Mumbai: A senior Shiv Sena leader Thursday demanded that the Centre should take immediate steps to appoint Union Minister Nitin Gadkari as the head of the National Disaster Management Authority as the COVID-19 situation could worsen in the coming weeks.
Sena leader Kishore Tiwari – who is accorded a MoS status – made the plea soon after BJP leader Subramaniam Swamy also raised a similar suggestion.
Among other things, Swamy on Wednesday asked Gadkari to be made in-charge of the COVID-19 management amid the second wave, and the possibility of a third wave looming ahead that could target children, for which strict precautions are needed now.
Tiwari said that given the current trends of the COVID-19 spread in the country – with more cases coming up from north India as compared with the first wave in 2020, besides affecting the younger population nationwide – the country could see as many as 40 lakh new infections daily in the coming weeks.
This is largely due to increased awareness, higher testing and greater levels of precautions taken by the Centre and the states to determine the extent of the spread that is being witnessed in the ongoing second wave of the pandemic since February, he said.
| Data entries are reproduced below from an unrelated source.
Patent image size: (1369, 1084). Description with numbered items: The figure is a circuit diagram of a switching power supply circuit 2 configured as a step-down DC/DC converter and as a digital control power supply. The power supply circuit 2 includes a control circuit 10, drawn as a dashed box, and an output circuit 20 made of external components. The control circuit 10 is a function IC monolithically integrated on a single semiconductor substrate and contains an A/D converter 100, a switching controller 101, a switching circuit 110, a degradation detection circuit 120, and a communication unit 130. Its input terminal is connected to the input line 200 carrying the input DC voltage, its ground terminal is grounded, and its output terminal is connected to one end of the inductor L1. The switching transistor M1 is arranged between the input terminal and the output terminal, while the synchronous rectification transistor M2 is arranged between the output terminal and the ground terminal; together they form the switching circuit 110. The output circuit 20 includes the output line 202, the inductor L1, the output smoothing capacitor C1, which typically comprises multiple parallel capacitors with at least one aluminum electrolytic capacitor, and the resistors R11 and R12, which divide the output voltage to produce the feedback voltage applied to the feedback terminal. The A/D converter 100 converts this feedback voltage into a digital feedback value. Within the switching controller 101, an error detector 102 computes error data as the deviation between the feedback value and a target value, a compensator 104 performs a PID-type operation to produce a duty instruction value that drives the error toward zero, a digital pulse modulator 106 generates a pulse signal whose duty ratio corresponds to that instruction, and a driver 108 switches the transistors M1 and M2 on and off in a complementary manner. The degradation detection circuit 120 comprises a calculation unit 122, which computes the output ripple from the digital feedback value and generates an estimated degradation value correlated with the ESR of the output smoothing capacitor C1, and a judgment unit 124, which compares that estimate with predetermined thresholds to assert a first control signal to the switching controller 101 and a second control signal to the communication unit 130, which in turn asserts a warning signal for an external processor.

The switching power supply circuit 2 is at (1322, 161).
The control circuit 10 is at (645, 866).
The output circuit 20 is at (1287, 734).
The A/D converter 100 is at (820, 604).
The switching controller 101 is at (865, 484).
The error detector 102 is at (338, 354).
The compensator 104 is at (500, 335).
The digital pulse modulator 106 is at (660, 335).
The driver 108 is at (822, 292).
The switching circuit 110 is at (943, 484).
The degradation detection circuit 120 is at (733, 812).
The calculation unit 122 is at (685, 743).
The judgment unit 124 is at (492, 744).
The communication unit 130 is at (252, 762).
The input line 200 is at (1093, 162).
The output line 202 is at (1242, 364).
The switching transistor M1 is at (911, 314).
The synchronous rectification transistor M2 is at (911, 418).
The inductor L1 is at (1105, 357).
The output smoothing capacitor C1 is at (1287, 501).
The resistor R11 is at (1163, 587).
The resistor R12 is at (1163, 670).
“There is a need for a full-time person empowered to deal with the emerging situation as there will be huge demand for medicines, medical facilities, beds, oxygen, ventilators, etc. as the number of ‘active cases’ requiring hospitalisation goes up simultaneously,” Tiwari contended.
In the past few weeks, Gadkari has contributed in a huge way by arranging for medicines, oxygen supplies and other requirements to cater to the growing COVID-19 demands using his goodwill with the corporates, industrialists and the civil society members in general.
Tiwari said that with a dedicated and experienced person like Gadkari as the NDMA Chairman – a post first occupied by the stalwart and Nationalist Congress Party President Sharad Pawar nearly 18 years ago, the country could derive huge mileage in the ongoing war against the virus and bring succor to the people at large suffering since the past nearly 15 months.
The country’s grim COVID scenario currently stands at 412,262 fresh infections and a whopping 3,980 fatalities taking the national tally to 2,10,77,410, besides 35,66,398 active cases and the toll to 230,168 with a death rate of 1.09 per cent.
Among the states, Maharashtra remains the worst-affected with 48,80,542 cases including 641,569 active cases and 72,662 deaths till date with a death rate of 1.49 per cent.